Had to test this again for some :GLASSES: reason…
By the way, the holes in the retaining rings are too tiny. Even my finest tips round nose pliers are too thick for them. After some struggle in part due to me having tightened the ring, I decided to make use of my drill plus a 1.5mm bit to enlarge the holes. Problem solved, but again I have to say this sort of stuff should not be needed.
So I dismantled the driver from the pill, took out my heat gun and proceeded to desolder the smaller resistance sense resistor (R020), leaving just an R050 for sense. Moments afterward I assembled it together with the pill again. I wanted to measure the current limit the driver allowed, and since somehow I was expecting it to be a new version unit, I removed the R020 sense resistor to make sure my SST20 emitter could deal with the current.
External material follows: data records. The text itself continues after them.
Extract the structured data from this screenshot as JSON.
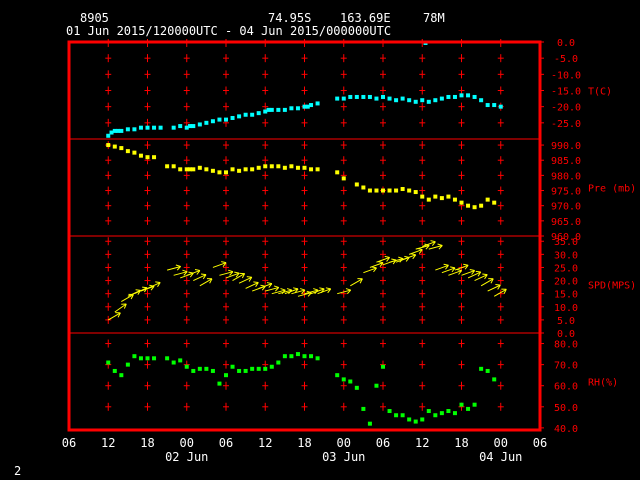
{
  "header": {
    "station_id": "8905",
    "lat": "74.95S",
    "lon": "163.69E",
    "elevation": "78M",
    "time_range": "01 Jun 2015/120000UTC - 04 Jun 2015/000000UTC"
  },
  "footer": {
    "page_number": "2"
  },
  "colors": {
    "background": "#000000",
    "frame": "#ff0000",
    "grid": "#ff0000",
    "labels": "#ffffff",
    "panel_labels": "#ff0000",
    "temperature": "#00ffff",
    "pressure": "#ffff00",
    "wind": "#ffff00",
    "humidity": "#00ff00"
  },
  "chart_data": {
    "type": "scatter",
    "x_axis": {
      "units": "hours since 01 Jun 2015 00:00 UTC",
      "range": [
        6,
        78
      ],
      "tick_labels": [
        "06",
        "12",
        "18",
        "00",
        "06",
        "12",
        "18",
        "00",
        "06",
        "12",
        "18",
        "00",
        "06"
      ],
      "tick_values": [
        6,
        12,
        18,
        24,
        30,
        36,
        42,
        48,
        54,
        60,
        66,
        72,
        78
      ],
      "grid_ticks": [
        12,
        18,
        24,
        30,
        36,
        42,
        48,
        54,
        60,
        66,
        72
      ],
      "day_labels": [
        {
          "text": "02 Jun",
          "at": 24
        },
        {
          "text": "03 Jun",
          "at": 48
        },
        {
          "text": "04 Jun",
          "at": 72
        }
      ]
    },
    "panels": [
      {
        "id": "temperature",
        "label": "T(C)",
        "range": [
          -30,
          0
        ],
        "tick_labels": [
          "0.0",
          "-5.0",
          "-10.0",
          "-15.0",
          "-20.0",
          "-25.0"
        ],
        "tick_values": [
          0,
          -5,
          -10,
          -15,
          -20,
          -25
        ],
        "grid_rows": [
          -0.3,
          -5,
          -10,
          -15,
          -20,
          -25
        ],
        "series": {
          "color": "#00ffff",
          "points": [
            [
              12,
              -29
            ],
            [
              12.5,
              -28
            ],
            [
              13,
              -27.5
            ],
            [
              13.5,
              -27.5
            ],
            [
              14,
              -27.5
            ],
            [
              15,
              -27
            ],
            [
              16,
              -27
            ],
            [
              17,
              -26.5
            ],
            [
              18,
              -26.5
            ],
            [
              19,
              -26.5
            ],
            [
              20,
              -26.5
            ],
            [
              22,
              -26.5
            ],
            [
              23,
              -26
            ],
            [
              24,
              -26.5
            ],
            [
              24.5,
              -26
            ],
            [
              25,
              -26
            ],
            [
              26,
              -25.5
            ],
            [
              27,
              -25
            ],
            [
              28,
              -24.5
            ],
            [
              29,
              -24
            ],
            [
              30,
              -24
            ],
            [
              31,
              -23.5
            ],
            [
              32,
              -23
            ],
            [
              33,
              -22.5
            ],
            [
              34,
              -22.5
            ],
            [
              35,
              -22
            ],
            [
              36,
              -21.5
            ],
            [
              36.5,
              -21
            ],
            [
              37,
              -21
            ],
            [
              38,
              -21
            ],
            [
              39,
              -21
            ],
            [
              40,
              -20.5
            ],
            [
              41,
              -20.5
            ],
            [
              42,
              -20
            ],
            [
              42.5,
              -20
            ],
            [
              43,
              -19.5
            ],
            [
              44,
              -19
            ],
            [
              47,
              -17.5
            ],
            [
              48,
              -17.5
            ],
            [
              49,
              -17
            ],
            [
              50,
              -17
            ],
            [
              51,
              -17
            ],
            [
              52,
              -17
            ],
            [
              53,
              -17.5
            ],
            [
              54,
              -17
            ],
            [
              55,
              -17.5
            ],
            [
              56,
              -18
            ],
            [
              57,
              -17.5
            ],
            [
              58,
              -18
            ],
            [
              59,
              -18.5
            ],
            [
              60,
              -18
            ],
            [
              60.5,
              -0.3
            ],
            [
              61,
              -18.5
            ],
            [
              62,
              -18
            ],
            [
              63,
              -17.5
            ],
            [
              64,
              -17
            ],
            [
              65,
              -17
            ],
            [
              66,
              -16.5
            ],
            [
              67,
              -16.5
            ],
            [
              68,
              -17
            ],
            [
              69,
              -18
            ],
            [
              70,
              -19.5
            ],
            [
              71,
              -19.5
            ],
            [
              72,
              -20
            ]
          ]
        }
      },
      {
        "id": "pressure",
        "label": "Pre (mb)",
        "range": [
          960,
          992
        ],
        "tick_labels": [
          "990.0",
          "985.0",
          "980.0",
          "975.0",
          "970.0",
          "965.0",
          "960.0"
        ],
        "tick_values": [
          990,
          985,
          980,
          975,
          970,
          965,
          960
        ],
        "grid_rows": [
          990,
          985,
          980,
          975,
          970,
          965
        ],
        "series": {
          "color": "#ffff00",
          "points": [
            [
              12,
              990
            ],
            [
              13,
              989.5
            ],
            [
              14,
              989
            ],
            [
              15,
              988
            ],
            [
              16,
              987.5
            ],
            [
              17,
              986.5
            ],
            [
              18,
              986
            ],
            [
              19,
              986
            ],
            [
              21,
              983
            ],
            [
              22,
              983
            ],
            [
              23,
              982
            ],
            [
              24,
              982
            ],
            [
              24.5,
              982
            ],
            [
              25,
              982
            ],
            [
              26,
              982.5
            ],
            [
              27,
              982
            ],
            [
              28,
              981.5
            ],
            [
              29,
              981
            ],
            [
              30,
              981
            ],
            [
              31,
              982
            ],
            [
              32,
              981.5
            ],
            [
              33,
              982
            ],
            [
              34,
              982
            ],
            [
              35,
              982.5
            ],
            [
              36,
              983
            ],
            [
              37,
              983
            ],
            [
              38,
              983
            ],
            [
              39,
              982.5
            ],
            [
              40,
              983
            ],
            [
              41,
              982.5
            ],
            [
              42,
              982.5
            ],
            [
              43,
              982
            ],
            [
              44,
              982
            ],
            [
              47,
              981
            ],
            [
              48,
              979
            ],
            [
              50,
              977
            ],
            [
              51,
              976
            ],
            [
              52,
              975
            ],
            [
              53,
              975
            ],
            [
              54,
              975
            ],
            [
              55,
              975
            ],
            [
              56,
              975
            ],
            [
              57,
              975.5
            ],
            [
              58,
              975
            ],
            [
              59,
              974.5
            ],
            [
              60,
              973
            ],
            [
              61,
              972
            ],
            [
              62,
              973
            ],
            [
              63,
              972.5
            ],
            [
              64,
              973
            ],
            [
              65,
              972
            ],
            [
              66,
              971
            ],
            [
              67,
              970
            ],
            [
              68,
              969.5
            ],
            [
              69,
              970
            ],
            [
              70,
              972
            ],
            [
              71,
              971
            ]
          ]
        }
      },
      {
        "id": "wind",
        "label": "SPD(MPS)",
        "range": [
          0,
          37
        ],
        "tick_labels": [
          "35.0",
          "30.0",
          "25.0",
          "20.0",
          "15.0",
          "10.0",
          "5.0",
          "0.0"
        ],
        "tick_values": [
          35,
          30,
          25,
          20,
          15,
          10,
          5,
          0
        ],
        "grid_rows": [
          35,
          30,
          25,
          20,
          15,
          10,
          5
        ],
        "series": {
          "color": "#ffff00",
          "points": [
            [
              12,
              5,
              30
            ],
            [
              13,
              8,
              35
            ],
            [
              14,
              12,
              30
            ],
            [
              15,
              14,
              25
            ],
            [
              16,
              15,
              25
            ],
            [
              17,
              16,
              20
            ],
            [
              18,
              17,
              25
            ],
            [
              21,
              24,
              15
            ],
            [
              22,
              22,
              15
            ],
            [
              23,
              21,
              20
            ],
            [
              24,
              22,
              20
            ],
            [
              25,
              20,
              25
            ],
            [
              26,
              18,
              30
            ],
            [
              28,
              25,
              20
            ],
            [
              29,
              22,
              15
            ],
            [
              30,
              21,
              20
            ],
            [
              31,
              20,
              30
            ],
            [
              32,
              19,
              25
            ],
            [
              33,
              17,
              25
            ],
            [
              34,
              16,
              20
            ],
            [
              35,
              17,
              20
            ],
            [
              36,
              16,
              15
            ],
            [
              37,
              15,
              15
            ],
            [
              38,
              15,
              15
            ],
            [
              39,
              15,
              20
            ],
            [
              40,
              15,
              15
            ],
            [
              41,
              14,
              15
            ],
            [
              42,
              15,
              15
            ],
            [
              43,
              15,
              20
            ],
            [
              44,
              15,
              20
            ],
            [
              47,
              15,
              15
            ],
            [
              49,
              18,
              30
            ],
            [
              51,
              23,
              20
            ],
            [
              52,
              25,
              20
            ],
            [
              53,
              27,
              20
            ],
            [
              54,
              26,
              20
            ],
            [
              55,
              27,
              15
            ],
            [
              56,
              27,
              20
            ],
            [
              57,
              28,
              20
            ],
            [
              58,
              30,
              20
            ],
            [
              59,
              32,
              15
            ],
            [
              60,
              33,
              20
            ],
            [
              61,
              32,
              15
            ],
            [
              62,
              24,
              20
            ],
            [
              63,
              23,
              20
            ],
            [
              64,
              22,
              20
            ],
            [
              65,
              24,
              20
            ],
            [
              66,
              22,
              20
            ],
            [
              67,
              21,
              25
            ],
            [
              68,
              20,
              25
            ],
            [
              69,
              18,
              30
            ],
            [
              70,
              16,
              25
            ],
            [
              71,
              14,
              30
            ]
          ]
        }
      },
      {
        "id": "humidity",
        "label": "RH(%)",
        "range": [
          39,
          85
        ],
        "tick_labels": [
          "80.0",
          "70.0",
          "60.0",
          "50.0",
          "40.0"
        ],
        "tick_values": [
          80,
          70,
          60,
          50,
          40
        ],
        "grid_rows": [
          80,
          70,
          60,
          50
        ],
        "series": {
          "color": "#00ff00",
          "points": [
            [
              12,
              71
            ],
            [
              13,
              67
            ],
            [
              14,
              65
            ],
            [
              15,
              70
            ],
            [
              16,
              74
            ],
            [
              17,
              73
            ],
            [
              18,
              73
            ],
            [
              19,
              73
            ],
            [
              21,
              73
            ],
            [
              22,
              71
            ],
            [
              23,
              72
            ],
            [
              24,
              69
            ],
            [
              25,
              67
            ],
            [
              26,
              68
            ],
            [
              27,
              68
            ],
            [
              28,
              67
            ],
            [
              29,
              61
            ],
            [
              30,
              65
            ],
            [
              31,
              69
            ],
            [
              32,
              67
            ],
            [
              33,
              67
            ],
            [
              34,
              68
            ],
            [
              35,
              68
            ],
            [
              36,
              68
            ],
            [
              37,
              69
            ],
            [
              38,
              71
            ],
            [
              39,
              74
            ],
            [
              40,
              74
            ],
            [
              41,
              75
            ],
            [
              42,
              74
            ],
            [
              43,
              74
            ],
            [
              44,
              73
            ],
            [
              47,
              65
            ],
            [
              48,
              63
            ],
            [
              49,
              62
            ],
            [
              50,
              59
            ],
            [
              51,
              49
            ],
            [
              52,
              42
            ],
            [
              53,
              60
            ],
            [
              54,
              69
            ],
            [
              55,
              48
            ],
            [
              56,
              46
            ],
            [
              57,
              46
            ],
            [
              58,
              44
            ],
            [
              59,
              43
            ],
            [
              60,
              44
            ],
            [
              61,
              48
            ],
            [
              62,
              46
            ],
            [
              63,
              47
            ],
            [
              64,
              48
            ],
            [
              65,
              47
            ],
            [
              66,
              51
            ],
            [
              67,
              49
            ],
            [
              68,
              51
            ],
            [
              69,
              68
            ],
            [
              70,
              67
            ],
            [
              71,
              63
            ]
          ]
        }
      }
    ]
  }
}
I am using a Wanptek 30V 10A precision PSU, I first set a current limit (just in case), raise the output voltage enough for the resistance of the output wires and alligator clips not to be a limit (≈6V), and then proceed to stick the alligator clips in the spring and over a pill border by hand, using this latter connection to switch modes. Here are the tared to zero numbers of the PSU's digital amperimeter for mode group 1 (0.1%, 1%, 10%, 35%, 100%, strobe, biking, battery check), with strobe, biking and battery check ignored; all values in mA:
So I obtained two matching series of measurements, and according to the last 100% figures of ≈1300mA, sense voltage must be 65mV.
Thank God I tested the driver again instead of dumping it, this means I need to solder the sense resistors more carefully.
With this data, thefreeman's equation gives out a more or less matching R2 value with my measured values if presuming the use of a 2.8V LDO. For other drivers we need component measurements.
Oh now i see why—that is a very specialized op amp with proprietary internal chopper circuits to reset the offsets which limits the Unity Gain BW to 350kHz, and with ultra low input offset voltages. So it would be prone go unstable and oscillate at the slightest sneeze, similar to some of the older op amps that had no internal compensation.
The OPA2333 basically is 2 amps in 1—it has another op amp built inside it in addition to the one that is available to the user…too damn smart for me.